A composer, pianist, theorist and teacher, Henry Cowell was an important musical innovator who sythesized Western, Asian and African music in an effort to create an "ultramodern" style. Some of his students included John Cage, George Gershwin, and Burt Bacharach.
His piano composition "The Tides of Manaunaun was the first to include tone clusters; this requires adjacent notes to sound simultaneously, requiring the keys be struck with the arm or hand. His "Aeolian Harp" was one of his first pieces which required performers to manipulate the strings of a piano directly.
His career was damaged at the age of 39 when he was arrested and imprisoned for 15 years at San Quentin State Prison for having sex with a 17 year old male. In prison, he taught inmates music, directed the prison band and continually and prolifically wrote music.

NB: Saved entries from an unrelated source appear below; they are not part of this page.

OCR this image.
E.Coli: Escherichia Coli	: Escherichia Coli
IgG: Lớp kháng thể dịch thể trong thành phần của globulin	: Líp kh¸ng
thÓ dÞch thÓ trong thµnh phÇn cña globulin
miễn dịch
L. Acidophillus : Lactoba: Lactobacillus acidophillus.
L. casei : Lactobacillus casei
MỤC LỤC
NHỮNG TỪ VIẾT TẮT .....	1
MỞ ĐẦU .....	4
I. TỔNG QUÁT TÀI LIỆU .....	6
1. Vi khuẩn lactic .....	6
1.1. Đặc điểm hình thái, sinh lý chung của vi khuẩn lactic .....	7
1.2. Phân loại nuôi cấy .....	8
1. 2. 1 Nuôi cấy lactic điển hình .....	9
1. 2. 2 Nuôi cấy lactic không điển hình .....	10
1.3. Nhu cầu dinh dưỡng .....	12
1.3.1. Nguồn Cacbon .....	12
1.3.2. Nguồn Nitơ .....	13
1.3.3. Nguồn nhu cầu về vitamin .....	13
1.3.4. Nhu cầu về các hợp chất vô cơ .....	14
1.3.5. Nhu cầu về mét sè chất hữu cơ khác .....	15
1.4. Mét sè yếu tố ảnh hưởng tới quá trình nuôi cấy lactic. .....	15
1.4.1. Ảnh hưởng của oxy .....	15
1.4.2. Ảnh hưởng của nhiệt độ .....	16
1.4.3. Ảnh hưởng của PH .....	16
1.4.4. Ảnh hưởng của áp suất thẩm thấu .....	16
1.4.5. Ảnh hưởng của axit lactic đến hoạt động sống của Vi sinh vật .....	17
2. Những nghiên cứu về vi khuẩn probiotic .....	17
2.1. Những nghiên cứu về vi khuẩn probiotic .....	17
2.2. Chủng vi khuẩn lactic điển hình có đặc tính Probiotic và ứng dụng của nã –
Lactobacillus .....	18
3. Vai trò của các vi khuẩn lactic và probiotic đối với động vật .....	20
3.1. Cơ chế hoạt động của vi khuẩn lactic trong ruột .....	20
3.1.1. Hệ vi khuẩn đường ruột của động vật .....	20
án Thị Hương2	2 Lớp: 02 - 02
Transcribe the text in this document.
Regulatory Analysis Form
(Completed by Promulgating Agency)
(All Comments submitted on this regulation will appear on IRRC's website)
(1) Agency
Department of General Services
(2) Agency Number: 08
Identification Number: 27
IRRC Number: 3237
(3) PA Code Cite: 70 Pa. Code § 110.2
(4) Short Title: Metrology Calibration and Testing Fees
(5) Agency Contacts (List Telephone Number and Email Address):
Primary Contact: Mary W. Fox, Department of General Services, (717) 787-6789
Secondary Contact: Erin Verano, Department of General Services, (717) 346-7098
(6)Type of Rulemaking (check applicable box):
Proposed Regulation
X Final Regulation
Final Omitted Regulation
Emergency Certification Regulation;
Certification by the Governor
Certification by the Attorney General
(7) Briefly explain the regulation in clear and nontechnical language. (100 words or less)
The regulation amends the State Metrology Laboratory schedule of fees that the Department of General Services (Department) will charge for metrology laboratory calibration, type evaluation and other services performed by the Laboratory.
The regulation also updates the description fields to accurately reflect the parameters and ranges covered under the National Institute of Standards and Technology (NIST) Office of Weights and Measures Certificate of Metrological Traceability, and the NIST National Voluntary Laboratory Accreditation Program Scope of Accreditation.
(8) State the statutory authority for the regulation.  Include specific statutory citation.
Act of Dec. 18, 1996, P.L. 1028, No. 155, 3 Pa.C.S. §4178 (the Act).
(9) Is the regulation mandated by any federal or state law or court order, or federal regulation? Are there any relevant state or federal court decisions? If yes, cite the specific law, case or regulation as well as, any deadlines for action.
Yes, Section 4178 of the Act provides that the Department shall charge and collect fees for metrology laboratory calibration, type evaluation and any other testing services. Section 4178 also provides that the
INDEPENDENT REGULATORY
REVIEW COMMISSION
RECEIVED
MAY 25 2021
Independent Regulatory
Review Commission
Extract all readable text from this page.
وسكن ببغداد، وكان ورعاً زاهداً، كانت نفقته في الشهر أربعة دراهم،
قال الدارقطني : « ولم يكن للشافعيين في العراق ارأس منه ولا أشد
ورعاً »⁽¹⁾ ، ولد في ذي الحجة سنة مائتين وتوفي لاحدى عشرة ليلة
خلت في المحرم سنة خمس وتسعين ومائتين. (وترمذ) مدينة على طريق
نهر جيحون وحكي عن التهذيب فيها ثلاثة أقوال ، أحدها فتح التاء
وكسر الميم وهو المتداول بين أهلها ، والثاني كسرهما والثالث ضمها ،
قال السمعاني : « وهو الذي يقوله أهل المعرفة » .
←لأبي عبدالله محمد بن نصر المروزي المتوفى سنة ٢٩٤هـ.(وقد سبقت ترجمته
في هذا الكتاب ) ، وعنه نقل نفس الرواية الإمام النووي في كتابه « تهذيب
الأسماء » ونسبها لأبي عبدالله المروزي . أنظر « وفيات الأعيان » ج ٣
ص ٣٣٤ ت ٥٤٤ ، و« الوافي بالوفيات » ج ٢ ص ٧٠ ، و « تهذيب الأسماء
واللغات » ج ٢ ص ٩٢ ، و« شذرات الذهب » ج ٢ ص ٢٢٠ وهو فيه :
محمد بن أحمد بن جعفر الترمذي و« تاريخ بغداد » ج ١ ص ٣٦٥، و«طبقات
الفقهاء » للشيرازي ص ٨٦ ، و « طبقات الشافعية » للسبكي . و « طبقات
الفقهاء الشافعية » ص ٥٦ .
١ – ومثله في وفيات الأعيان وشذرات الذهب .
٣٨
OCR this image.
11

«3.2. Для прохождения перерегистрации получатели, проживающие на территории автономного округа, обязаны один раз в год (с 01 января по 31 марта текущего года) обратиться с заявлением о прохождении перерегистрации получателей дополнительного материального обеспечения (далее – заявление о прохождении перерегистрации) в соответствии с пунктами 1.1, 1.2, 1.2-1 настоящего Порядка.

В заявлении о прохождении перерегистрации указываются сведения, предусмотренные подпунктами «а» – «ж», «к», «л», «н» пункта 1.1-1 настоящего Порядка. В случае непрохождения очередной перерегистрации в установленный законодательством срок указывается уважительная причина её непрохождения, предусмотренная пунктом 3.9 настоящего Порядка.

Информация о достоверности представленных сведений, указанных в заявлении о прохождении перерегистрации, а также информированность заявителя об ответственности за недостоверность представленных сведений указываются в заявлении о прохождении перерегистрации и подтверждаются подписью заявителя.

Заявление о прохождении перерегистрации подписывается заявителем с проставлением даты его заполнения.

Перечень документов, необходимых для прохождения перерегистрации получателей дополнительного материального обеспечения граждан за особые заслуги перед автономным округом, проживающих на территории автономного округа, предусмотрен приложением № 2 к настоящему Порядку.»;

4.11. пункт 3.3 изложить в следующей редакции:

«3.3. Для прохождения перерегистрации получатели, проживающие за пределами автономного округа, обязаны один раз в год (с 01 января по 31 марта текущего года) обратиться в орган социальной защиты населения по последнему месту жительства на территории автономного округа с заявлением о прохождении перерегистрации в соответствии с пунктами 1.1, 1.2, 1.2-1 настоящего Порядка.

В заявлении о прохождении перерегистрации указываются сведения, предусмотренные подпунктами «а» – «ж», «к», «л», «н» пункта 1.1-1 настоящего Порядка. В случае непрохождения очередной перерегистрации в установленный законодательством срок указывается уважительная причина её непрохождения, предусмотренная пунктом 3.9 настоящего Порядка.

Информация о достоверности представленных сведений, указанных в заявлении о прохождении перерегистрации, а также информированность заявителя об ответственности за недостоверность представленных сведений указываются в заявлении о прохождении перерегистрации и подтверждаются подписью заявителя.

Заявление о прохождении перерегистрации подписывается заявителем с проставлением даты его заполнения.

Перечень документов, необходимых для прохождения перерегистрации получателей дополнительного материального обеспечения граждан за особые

In the Ritournelle (Larghetto and Trio) (1939) for the dance piece Marriage at the Eiffel Tower, Cowell explored what he termed an "elastic" form. The twenty-four measures of the Larghetto and the eight of the Trio are each modular. Cowell offers some suggestions as to how these are to be performed, but he creates freedom in the piece. Any of the measures may be included or not and played once or repeatedly, allowing the piece to stretch or contract at the performers' will. The goal is to allow a choreographer the freedom to sculpt the dance piece uniquely. There were none of the usual constraints imposed by a prewritten musical composition.
In 1940 Cowell was paroled and eventually granted a pardon two years later. His friends maintain that Cowell lost his mastery after having been imprisoned, leading to a steady decline in the quality of his work.